2007-04-27
My view of Solaris 10 summarized
I've now used Solaris 10 off and on long enough to have something of an opinion on it. I could write an entry along the lines of my reactions to Solaris 9, but I can summarize it simply: for me, nothing really fundamental or revolutionary has changed between Solaris 9 and Solaris 10, and the whole Solaris 10 experience leaves me only a bit more enthused than I was with Solaris 9.
Or, in short: Solaris 10 is just a warmed-over, slightly tuned up version of Solaris 9.
But what about things like ZFS, DTrace, zones, and svcadm? So far my reaction is best summarized as 'new lipstick on the same old pig'; they are nice but have not fundamentally changed my interactions with Solaris, and thus have not changed any of the things that irritate me about Solaris 9.
(Even if they are cool things, they are cool things dropped on top of an uninspiring base, and as a result the whole presentation suffers.

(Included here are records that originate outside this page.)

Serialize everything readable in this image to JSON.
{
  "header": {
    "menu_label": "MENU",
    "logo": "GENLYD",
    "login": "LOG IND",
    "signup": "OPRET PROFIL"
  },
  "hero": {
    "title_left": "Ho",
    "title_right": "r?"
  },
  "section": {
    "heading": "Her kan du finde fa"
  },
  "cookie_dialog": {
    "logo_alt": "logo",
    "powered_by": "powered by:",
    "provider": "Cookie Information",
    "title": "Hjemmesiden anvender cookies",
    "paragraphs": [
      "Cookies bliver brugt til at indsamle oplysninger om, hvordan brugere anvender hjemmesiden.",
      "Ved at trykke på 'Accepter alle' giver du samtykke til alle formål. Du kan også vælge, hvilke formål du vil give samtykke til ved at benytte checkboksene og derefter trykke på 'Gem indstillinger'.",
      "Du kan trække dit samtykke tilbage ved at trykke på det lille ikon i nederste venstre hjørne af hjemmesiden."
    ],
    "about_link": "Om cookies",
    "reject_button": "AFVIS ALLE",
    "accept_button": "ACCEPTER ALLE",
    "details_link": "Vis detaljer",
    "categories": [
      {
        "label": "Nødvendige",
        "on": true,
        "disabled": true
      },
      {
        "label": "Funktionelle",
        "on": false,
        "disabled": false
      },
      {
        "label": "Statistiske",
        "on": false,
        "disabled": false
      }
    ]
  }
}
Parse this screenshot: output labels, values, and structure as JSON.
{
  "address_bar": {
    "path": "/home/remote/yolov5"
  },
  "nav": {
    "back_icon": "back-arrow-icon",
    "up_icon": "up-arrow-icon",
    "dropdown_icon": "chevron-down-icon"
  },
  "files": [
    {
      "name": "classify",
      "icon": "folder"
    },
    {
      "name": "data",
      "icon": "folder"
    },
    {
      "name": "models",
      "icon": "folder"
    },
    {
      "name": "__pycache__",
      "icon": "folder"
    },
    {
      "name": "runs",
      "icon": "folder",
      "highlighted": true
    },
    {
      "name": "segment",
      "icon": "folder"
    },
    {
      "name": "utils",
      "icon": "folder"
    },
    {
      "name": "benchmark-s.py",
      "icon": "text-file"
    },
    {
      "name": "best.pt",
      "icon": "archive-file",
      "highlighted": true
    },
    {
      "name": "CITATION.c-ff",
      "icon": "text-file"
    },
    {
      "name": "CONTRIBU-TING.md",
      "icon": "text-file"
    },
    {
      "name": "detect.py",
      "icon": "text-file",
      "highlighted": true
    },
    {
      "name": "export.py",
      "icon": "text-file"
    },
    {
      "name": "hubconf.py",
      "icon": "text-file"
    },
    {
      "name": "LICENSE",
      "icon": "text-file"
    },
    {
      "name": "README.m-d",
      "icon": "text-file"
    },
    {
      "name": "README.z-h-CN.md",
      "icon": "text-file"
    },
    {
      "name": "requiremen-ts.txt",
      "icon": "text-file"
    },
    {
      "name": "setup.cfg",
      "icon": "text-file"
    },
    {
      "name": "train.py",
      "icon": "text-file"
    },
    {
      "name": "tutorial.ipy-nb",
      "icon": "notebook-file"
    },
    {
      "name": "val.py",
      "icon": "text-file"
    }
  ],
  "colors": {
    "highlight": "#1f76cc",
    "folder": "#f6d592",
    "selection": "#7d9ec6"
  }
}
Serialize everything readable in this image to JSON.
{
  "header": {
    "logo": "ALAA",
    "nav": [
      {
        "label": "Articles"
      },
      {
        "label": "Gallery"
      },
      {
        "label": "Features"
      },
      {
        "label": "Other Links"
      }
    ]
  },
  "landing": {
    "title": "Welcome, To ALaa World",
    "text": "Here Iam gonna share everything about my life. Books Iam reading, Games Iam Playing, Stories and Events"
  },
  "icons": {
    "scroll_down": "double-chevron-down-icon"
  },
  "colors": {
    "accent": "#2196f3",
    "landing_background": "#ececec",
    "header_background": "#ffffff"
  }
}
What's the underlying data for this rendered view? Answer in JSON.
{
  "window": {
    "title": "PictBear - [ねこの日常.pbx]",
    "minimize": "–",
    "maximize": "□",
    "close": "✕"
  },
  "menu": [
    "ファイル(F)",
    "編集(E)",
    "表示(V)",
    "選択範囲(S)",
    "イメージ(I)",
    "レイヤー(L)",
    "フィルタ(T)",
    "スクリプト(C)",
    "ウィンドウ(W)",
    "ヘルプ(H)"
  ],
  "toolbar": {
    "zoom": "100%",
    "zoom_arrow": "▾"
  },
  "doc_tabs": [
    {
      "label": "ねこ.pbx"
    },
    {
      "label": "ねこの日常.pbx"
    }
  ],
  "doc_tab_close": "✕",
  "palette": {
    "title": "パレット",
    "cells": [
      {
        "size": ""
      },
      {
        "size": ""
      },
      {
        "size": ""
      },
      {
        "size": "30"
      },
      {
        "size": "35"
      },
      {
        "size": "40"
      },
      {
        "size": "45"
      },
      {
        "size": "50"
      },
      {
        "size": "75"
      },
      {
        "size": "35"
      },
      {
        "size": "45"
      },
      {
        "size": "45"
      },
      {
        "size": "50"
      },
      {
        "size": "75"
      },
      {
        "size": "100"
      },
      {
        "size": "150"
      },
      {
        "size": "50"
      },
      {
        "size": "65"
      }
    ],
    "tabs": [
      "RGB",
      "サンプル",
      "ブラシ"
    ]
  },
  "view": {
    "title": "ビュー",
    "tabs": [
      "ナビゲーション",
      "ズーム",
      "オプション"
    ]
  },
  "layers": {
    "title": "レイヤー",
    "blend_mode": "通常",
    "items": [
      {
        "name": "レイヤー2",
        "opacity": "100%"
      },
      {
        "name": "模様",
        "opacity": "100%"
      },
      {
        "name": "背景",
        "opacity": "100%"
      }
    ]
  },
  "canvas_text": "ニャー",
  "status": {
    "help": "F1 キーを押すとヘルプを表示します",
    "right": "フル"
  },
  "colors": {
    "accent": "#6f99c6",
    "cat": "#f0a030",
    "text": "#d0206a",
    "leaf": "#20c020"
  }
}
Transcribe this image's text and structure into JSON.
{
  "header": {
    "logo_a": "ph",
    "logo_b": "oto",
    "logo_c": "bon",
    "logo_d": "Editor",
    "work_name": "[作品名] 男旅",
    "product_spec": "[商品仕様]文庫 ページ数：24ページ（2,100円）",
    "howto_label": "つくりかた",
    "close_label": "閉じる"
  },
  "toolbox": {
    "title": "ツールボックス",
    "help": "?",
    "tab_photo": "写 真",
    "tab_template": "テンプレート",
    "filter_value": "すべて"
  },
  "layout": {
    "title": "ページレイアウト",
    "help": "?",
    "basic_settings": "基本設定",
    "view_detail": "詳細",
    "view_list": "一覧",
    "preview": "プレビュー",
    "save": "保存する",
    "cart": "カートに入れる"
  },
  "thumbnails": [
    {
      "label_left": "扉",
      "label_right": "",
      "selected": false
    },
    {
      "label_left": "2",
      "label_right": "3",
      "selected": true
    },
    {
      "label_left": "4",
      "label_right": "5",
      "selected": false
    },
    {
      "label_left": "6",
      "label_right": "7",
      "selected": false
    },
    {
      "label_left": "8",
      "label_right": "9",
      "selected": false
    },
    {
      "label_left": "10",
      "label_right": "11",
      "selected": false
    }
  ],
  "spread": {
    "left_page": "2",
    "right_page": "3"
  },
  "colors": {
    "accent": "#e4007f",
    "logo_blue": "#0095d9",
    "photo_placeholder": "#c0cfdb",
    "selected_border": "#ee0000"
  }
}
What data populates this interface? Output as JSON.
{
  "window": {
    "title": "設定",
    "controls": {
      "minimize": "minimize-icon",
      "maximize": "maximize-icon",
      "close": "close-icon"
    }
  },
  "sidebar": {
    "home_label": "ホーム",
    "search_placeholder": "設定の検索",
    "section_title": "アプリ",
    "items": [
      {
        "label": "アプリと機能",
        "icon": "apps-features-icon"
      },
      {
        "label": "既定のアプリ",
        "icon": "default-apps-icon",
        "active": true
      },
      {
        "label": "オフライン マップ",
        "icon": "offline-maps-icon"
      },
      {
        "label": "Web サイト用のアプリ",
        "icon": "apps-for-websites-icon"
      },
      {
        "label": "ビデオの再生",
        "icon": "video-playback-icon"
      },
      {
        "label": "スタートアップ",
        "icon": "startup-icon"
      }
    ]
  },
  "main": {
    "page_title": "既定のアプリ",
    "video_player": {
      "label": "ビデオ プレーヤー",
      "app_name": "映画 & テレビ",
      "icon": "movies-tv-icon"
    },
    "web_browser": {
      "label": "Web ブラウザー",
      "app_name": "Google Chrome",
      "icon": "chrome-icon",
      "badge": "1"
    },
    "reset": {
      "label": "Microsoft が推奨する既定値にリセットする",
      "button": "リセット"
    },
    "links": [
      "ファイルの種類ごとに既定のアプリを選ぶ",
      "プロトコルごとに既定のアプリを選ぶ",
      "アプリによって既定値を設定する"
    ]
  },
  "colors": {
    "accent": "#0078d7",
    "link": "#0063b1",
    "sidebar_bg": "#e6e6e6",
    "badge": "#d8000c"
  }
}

It leaves me feeling that Sun is doing the minimum effort it can get away with, instead of genuinely wanting to improve the overall experience.)
Some things about the Solaris 10 experience irritate me intensely; for example, making the base operating system free but apparently requirement a paid support contract for things like recommended patch clusters. (Among other things, this strikes me as an excellent way to give people trying out Solaris a bad experience because of bugs Sun has already fixed.)
With time, I may become enthused about ZFS (and possibly zones, and maybe DTrace but I'm not holding my breath), but I expect I'll be using Solaris 10 despite itself, not because I actually like it. I find this kind of sad, because better examples are readily available for Sun to borrow from and many of the bad points are simply lack of polish. If Sun layered Solaris 10's interesting features on top of the kind of quality base you find in things like current Linux distributions, the result would be genuinely impressive and attractive; instead Sun just manages a kind of tepid interest.
(PS to Sun: pca is still the best OS patch management tool for Solaris 10, so please stop breaking it. In fact you would be better off if you officially adopted it and made it a Sun freeware package.)